The ocean is clearly different on the morning in question both in its feel and in the fish. It’s not until she’s at the end of her regular swim, tired and ready to go home to breakfast, that she realizes she’s picked up a baby gray whale along the way. If Cox gets out of the water, the confused calf most likely will try to follow her. And, if it does so, it will die.

Cox swims out to the reef again and again to try to find the baby’s missing mother who she realizes is out there somewhere in the vast ocean. Fishermen and oil riggers and others on shore enlist in the search, making for an early morning drama not unlike The Perfect Storm and Into Thin Air. Without divulging the outcome, let it be said Cox’s prose will have the reader turning pages.

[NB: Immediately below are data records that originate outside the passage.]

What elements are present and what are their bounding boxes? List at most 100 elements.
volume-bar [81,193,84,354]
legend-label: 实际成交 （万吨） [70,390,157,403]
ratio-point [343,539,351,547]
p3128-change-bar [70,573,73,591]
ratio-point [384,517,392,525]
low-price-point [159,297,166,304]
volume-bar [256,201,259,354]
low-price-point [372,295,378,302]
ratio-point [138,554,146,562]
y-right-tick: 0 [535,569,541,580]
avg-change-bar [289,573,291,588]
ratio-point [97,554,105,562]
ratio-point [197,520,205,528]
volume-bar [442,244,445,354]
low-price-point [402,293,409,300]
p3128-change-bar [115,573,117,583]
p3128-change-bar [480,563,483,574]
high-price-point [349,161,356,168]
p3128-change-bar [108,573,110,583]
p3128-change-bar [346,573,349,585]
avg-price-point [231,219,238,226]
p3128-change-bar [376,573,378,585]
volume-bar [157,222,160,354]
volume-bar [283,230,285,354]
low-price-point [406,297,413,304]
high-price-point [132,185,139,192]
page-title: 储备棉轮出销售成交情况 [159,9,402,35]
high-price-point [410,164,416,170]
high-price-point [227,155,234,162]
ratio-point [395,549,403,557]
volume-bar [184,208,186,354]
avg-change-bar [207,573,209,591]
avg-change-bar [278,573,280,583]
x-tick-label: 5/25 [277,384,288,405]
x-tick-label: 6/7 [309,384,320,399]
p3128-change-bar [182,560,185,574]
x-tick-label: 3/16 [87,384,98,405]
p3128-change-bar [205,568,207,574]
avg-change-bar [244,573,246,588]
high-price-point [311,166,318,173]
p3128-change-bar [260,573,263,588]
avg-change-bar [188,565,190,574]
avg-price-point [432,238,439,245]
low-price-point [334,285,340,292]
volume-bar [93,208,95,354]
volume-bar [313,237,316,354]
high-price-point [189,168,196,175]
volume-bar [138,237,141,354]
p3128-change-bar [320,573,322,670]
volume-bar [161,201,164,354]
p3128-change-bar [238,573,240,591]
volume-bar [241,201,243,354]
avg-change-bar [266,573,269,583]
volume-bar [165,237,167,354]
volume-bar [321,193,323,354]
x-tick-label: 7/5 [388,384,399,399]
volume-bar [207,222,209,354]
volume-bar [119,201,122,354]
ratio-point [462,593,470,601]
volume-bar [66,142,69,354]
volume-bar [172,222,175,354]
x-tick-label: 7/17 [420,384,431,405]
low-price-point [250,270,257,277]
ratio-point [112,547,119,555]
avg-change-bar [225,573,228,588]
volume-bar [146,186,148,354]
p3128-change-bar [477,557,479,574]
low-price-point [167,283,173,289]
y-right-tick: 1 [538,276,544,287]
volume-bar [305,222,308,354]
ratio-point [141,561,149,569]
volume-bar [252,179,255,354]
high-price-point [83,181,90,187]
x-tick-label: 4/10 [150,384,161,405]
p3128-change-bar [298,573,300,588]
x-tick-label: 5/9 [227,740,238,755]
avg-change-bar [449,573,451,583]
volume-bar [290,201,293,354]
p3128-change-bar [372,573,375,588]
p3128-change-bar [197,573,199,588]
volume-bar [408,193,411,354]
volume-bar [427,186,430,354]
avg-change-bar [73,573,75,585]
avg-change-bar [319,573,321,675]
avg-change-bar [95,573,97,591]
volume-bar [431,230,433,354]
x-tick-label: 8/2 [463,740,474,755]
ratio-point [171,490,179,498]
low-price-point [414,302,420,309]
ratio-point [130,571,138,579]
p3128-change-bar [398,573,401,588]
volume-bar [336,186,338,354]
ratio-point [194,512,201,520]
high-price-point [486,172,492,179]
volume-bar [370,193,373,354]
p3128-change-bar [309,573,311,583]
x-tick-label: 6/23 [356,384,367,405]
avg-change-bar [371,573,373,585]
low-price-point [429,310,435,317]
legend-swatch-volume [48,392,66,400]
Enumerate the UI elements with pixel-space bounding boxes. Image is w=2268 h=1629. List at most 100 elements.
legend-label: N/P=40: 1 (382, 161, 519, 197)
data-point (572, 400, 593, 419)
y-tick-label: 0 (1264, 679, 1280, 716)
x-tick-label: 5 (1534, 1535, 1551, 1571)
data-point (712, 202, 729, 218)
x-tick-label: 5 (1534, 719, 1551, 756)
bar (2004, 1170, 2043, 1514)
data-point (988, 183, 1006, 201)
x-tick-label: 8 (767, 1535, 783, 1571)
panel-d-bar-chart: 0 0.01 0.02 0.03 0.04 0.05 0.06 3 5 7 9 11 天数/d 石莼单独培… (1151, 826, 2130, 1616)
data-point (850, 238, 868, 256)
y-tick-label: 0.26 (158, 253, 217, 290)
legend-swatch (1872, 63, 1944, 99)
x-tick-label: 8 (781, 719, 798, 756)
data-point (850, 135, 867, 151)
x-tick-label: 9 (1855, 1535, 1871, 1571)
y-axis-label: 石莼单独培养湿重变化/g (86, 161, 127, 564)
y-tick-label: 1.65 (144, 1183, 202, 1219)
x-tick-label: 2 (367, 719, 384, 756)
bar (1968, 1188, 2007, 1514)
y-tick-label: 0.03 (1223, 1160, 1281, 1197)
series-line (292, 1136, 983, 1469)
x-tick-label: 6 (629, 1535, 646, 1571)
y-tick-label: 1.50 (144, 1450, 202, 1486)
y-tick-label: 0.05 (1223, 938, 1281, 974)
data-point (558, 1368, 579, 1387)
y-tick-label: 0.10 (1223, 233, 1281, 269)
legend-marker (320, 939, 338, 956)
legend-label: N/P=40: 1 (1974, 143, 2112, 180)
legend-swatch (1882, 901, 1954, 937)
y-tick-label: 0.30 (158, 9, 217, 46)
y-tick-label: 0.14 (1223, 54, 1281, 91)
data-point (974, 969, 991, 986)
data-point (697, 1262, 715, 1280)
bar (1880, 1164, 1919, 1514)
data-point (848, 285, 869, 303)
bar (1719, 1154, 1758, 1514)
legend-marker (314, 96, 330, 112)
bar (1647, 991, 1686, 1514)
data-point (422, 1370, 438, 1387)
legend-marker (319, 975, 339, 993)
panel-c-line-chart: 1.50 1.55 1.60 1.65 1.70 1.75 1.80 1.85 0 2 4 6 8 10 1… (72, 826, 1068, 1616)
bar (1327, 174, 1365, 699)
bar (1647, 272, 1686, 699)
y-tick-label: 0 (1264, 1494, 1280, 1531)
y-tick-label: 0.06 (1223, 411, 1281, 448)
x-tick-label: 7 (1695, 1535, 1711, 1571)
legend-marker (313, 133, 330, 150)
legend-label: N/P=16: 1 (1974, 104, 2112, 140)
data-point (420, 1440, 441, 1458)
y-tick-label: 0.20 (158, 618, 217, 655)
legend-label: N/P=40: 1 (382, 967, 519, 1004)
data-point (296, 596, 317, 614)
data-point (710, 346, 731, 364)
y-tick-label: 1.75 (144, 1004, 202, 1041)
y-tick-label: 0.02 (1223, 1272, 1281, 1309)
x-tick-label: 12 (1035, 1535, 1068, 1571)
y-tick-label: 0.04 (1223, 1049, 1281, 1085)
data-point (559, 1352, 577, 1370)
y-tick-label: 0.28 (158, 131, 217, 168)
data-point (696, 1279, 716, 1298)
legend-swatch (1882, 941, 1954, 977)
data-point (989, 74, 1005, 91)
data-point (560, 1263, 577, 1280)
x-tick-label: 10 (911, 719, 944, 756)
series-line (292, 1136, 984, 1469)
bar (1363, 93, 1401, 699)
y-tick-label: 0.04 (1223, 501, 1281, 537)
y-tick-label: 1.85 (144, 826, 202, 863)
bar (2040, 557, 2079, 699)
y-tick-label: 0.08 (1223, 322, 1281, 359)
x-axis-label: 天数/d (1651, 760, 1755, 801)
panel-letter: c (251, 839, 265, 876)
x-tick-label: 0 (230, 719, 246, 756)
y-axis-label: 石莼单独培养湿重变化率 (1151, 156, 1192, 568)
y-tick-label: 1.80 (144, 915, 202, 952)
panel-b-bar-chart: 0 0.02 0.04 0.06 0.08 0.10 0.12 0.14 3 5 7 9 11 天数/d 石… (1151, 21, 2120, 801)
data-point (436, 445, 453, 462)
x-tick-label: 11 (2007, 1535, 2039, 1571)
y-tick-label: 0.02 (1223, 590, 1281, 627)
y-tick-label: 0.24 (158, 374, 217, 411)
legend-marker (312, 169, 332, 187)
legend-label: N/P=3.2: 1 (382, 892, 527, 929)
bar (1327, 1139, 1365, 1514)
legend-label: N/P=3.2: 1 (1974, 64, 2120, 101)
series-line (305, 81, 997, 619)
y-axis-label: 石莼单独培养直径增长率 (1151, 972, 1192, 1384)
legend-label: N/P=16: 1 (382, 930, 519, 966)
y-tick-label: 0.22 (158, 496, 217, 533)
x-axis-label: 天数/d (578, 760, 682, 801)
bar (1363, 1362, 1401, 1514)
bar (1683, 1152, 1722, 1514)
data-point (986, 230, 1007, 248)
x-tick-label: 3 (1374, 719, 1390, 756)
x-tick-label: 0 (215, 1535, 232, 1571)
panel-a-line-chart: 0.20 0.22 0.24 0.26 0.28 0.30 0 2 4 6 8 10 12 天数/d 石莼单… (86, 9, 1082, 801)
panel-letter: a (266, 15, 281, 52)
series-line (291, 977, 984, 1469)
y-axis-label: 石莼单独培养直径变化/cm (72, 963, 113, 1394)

Long-distance swimmer Cox affords even the ocean-phobic an opportunity to imagine the joys and pitfalls of her passion. The irritation of sand in her swimsuit: “If I didn’t stop now it would soon be worse than running with a pebble in my shoe.” The thrill of swimming with albacore tuna: “I enjoyed feeling the way the water wavered and yawed as the tuna zipped to the right and left of me.” Cox communicates with the baby whale by looking into his grey eye; he returns the gaze. The reader has no doubt that the two are indeed exchanging not just looks but thoughts and ideas about how to find his mother.

Perfect for a plane ride, an evening in a hotel, or simply a quiet afternoon at home, Grayson is a destination well worth the journey. Highly recommended.